Talk for Sarah Lawrence night honoring Joseph Brodsky

 

Joseph Brodsky was my teacher between 1984 and 1985 in the Columbia MFA program, I can't remember which semester—Sven Birkerts was also Brodsky's student, and described him as "at one and the same time the worst and the most vital and compelling teacher I've ever had." On the worst side, he mentions "a slightly bored contemptuous edge" which I recognized—on the vital side, he describes Brodsky as sharing "an expression of who he was and what he believed about poetry." 

Although Brodsky was fervent about being an American, the wisdoms he left me with were not American—he chided us for our American idea that poetry should be directly autobiographical, or about our feelings—and said instead that poetry is about the relationship between a poet and a language—a revelation whose implications are still unfolding for me, as poet, reader, and teacher, almost thirty years later. As he lectured meticulously on poems of Auden and Frost and his beloved Hardy—and most life-changingly for me, the poems of Zbigniew Herbert from Polish and CP Cavafy from Greek—he would ask not "What is this poem about?" and not "How does this poem make you feel?" but "For the sake of which word was this poem written?" He said once in an essay, "any more or less serious poet knows that he is not working for his audience, that he is writing because language is dictating to him. He is doing this for the sake of the music and the language."

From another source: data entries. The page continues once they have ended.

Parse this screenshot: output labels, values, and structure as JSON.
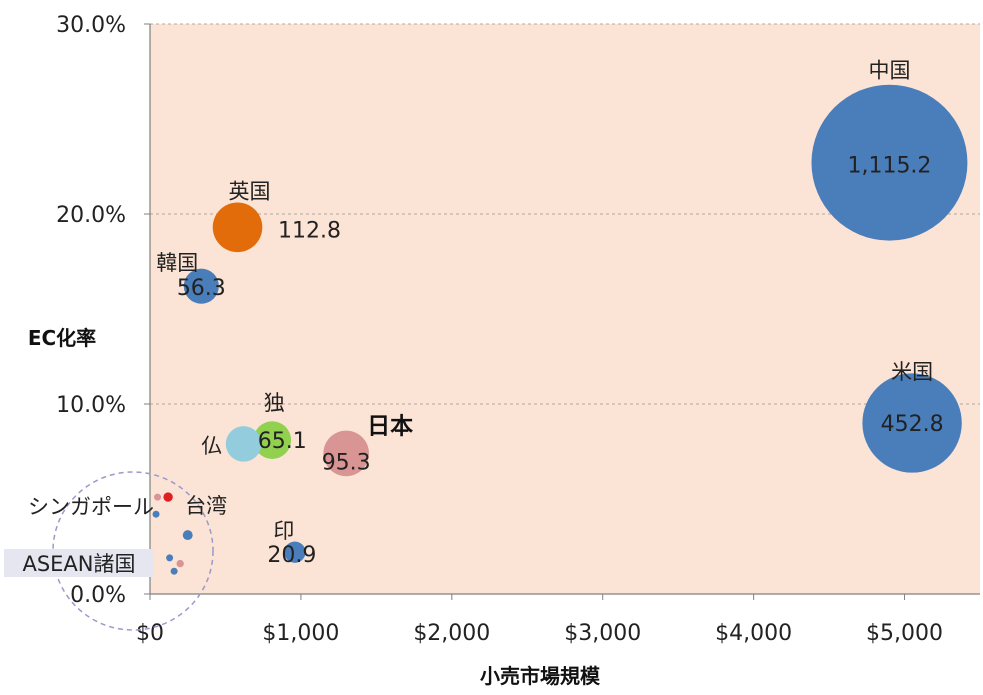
{
  "chart_data": {
    "type": "bubble",
    "xlabel": "小売市場規模",
    "ylabel": "EC化率",
    "xlim": [
      0,
      5500
    ],
    "ylim": [
      0,
      30
    ],
    "x_ticks": [
      "$0",
      "$1,000",
      "$2,000",
      "$3,000",
      "$4,000",
      "$5,000"
    ],
    "y_ticks": [
      "0.0%",
      "10.0%",
      "20.0%",
      "30.0%"
    ],
    "grid": "horizontal dashed",
    "background": "#FBE4D5",
    "points": [
      {
        "name": "中国",
        "x": 4900,
        "y": 22.7,
        "size": 1115.2,
        "label": "1,115.2",
        "color": "#4A7EBB"
      },
      {
        "name": "米国",
        "x": 5050,
        "y": 9.0,
        "size": 452.8,
        "label": "452.8",
        "color": "#4A7EBB"
      },
      {
        "name": "英国",
        "x": 580,
        "y": 19.3,
        "size": 112.8,
        "label": "112.8",
        "color": "#E36C0A"
      },
      {
        "name": "韓国",
        "x": 340,
        "y": 16.2,
        "size": 56.3,
        "label": "56.3",
        "color": "#4A7EBB"
      },
      {
        "name": "独",
        "x": 810,
        "y": 8.1,
        "size": 65.1,
        "label": "65.1",
        "color": "#92D050"
      },
      {
        "name": "仏",
        "x": 620,
        "y": 7.9,
        "size": 58.0,
        "label": "",
        "color": "#93CDDD"
      },
      {
        "name": "日本",
        "x": 1300,
        "y": 7.4,
        "size": 95.3,
        "label": "95.3",
        "color": "#D99594"
      },
      {
        "name": "印",
        "x": 960,
        "y": 2.2,
        "size": 20.9,
        "label": "20.9",
        "color": "#4A7EBB"
      },
      {
        "name": "台湾",
        "x": 120,
        "y": 5.1,
        "size": 4,
        "label": "",
        "color": "#E02020"
      },
      {
        "name": "シンガポール",
        "x": 40,
        "y": 4.2,
        "size": 1.2,
        "label": "",
        "color": "#4A7EBB"
      },
      {
        "name": "",
        "x": 50,
        "y": 5.1,
        "size": 1.5,
        "label": "",
        "color": "#D99594"
      },
      {
        "name": "",
        "x": 250,
        "y": 3.1,
        "size": 4.5,
        "label": "",
        "color": "#4A7EBB"
      },
      {
        "name": "",
        "x": 130,
        "y": 1.9,
        "size": 2,
        "label": "",
        "color": "#4A7EBB"
      },
      {
        "name": "",
        "x": 200,
        "y": 1.6,
        "size": 2.5,
        "label": "",
        "color": "#D99594"
      },
      {
        "name": "",
        "x": 160,
        "y": 1.2,
        "size": 2,
        "label": "",
        "color": "#4A7EBB"
      }
    ],
    "group_label": "ASEAN諸国"
  },
  "colors": {
    "plot_bg": "#FBE4D5",
    "grid": "#B0A8A0",
    "axis": "#808080",
    "circle_outline": "#9B99CC",
    "group_label_bg": "#E6E6F0"
  }
}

Russian seems to me one of those languages from which it's hard to recognize a great poet in English translation—in Greek and Polish, for two examples, you can tell for yourself—but with Russian I at least have to be told, as his beloved Akhmatova told when she inscribed his first book, "To Joseph Brodsky, whose poems seem to me magical." I don't know that I would describe his poems in English as magical, unless directed—Seamus Heaney has a poem lovingly referring to this, describing his friend Joseph as "Nose in air, foot to floor/Revving English like a car." This poem I'm about to read was ostensibly translated by Derek Walcott, although Walcott has made it clear that Brodsky's was the guiding hand. It was one of the poet's favorites of his own poems translated into English—it's called "Letters from the Ming Dynasty." He says about it somewhere, "I was trying to combine two things, Beckett and Mozart," maybe akin to two things he describes elsewhere as grief and reason, and about which he taught me things I keep, gratefully. 

 

Letters from the Ming Dynasty

    i

    Soon it will be thirteen years since the nightingale
    fluttered out of its cage and vanished.  And, at nightfall,
    the Emperor washes down his medicine with the blood
    of another tailor, then, propped on silk pillows, turns on a jeweled bird
    that lulls him with its level, identical song.
    It's this sort of anniversary, odd-numbered, wrong,
    that we celebrate these days in our "Land-under-Heaven."
    The special mirror that smooths wrinkles even
    costs more every year.  Our small garden is choked with weeds.
    The sky, too, is pierced by spires like pins in the shoulder blades
    of someone so sick that his back is all we're allowed to see,
    and whenever I talk about astronomy
    to the Emperor's son, he begins to joke. . .
    This letter to you, Beloved, from your Wild Duck
    is brushed onto scented rice paper given me by the Empress.
    Lately there is no rice but the flow of rice paper is endless.

    ii

    "A thousand-li-long road starts with the first step," as
    the proverb goes.  Pity the road home does
    not depend on that same step.  It exceeds ten times
    a thousand li, especially counting from zeros.
    One thousand li, two thousand li--
    a thousand means "Thou shalt not ever see
    thy native place."  And the meaninglessness, like a plague,
    leaps from words onto numbers, onto zeros especially.
    Wind blows us westward like the yellow tares
    from a dried pod, there where the Wall towers.
    Against it man's figure is ugly and stiff as a frightening hieroglyph,
    as any illegible scripture at which one stares.
    this pull in one direction only has made
    me something elongated, like a horse's head,
    and all the body should do is spent by its shadow
    rustling across the wild barley's withered blade.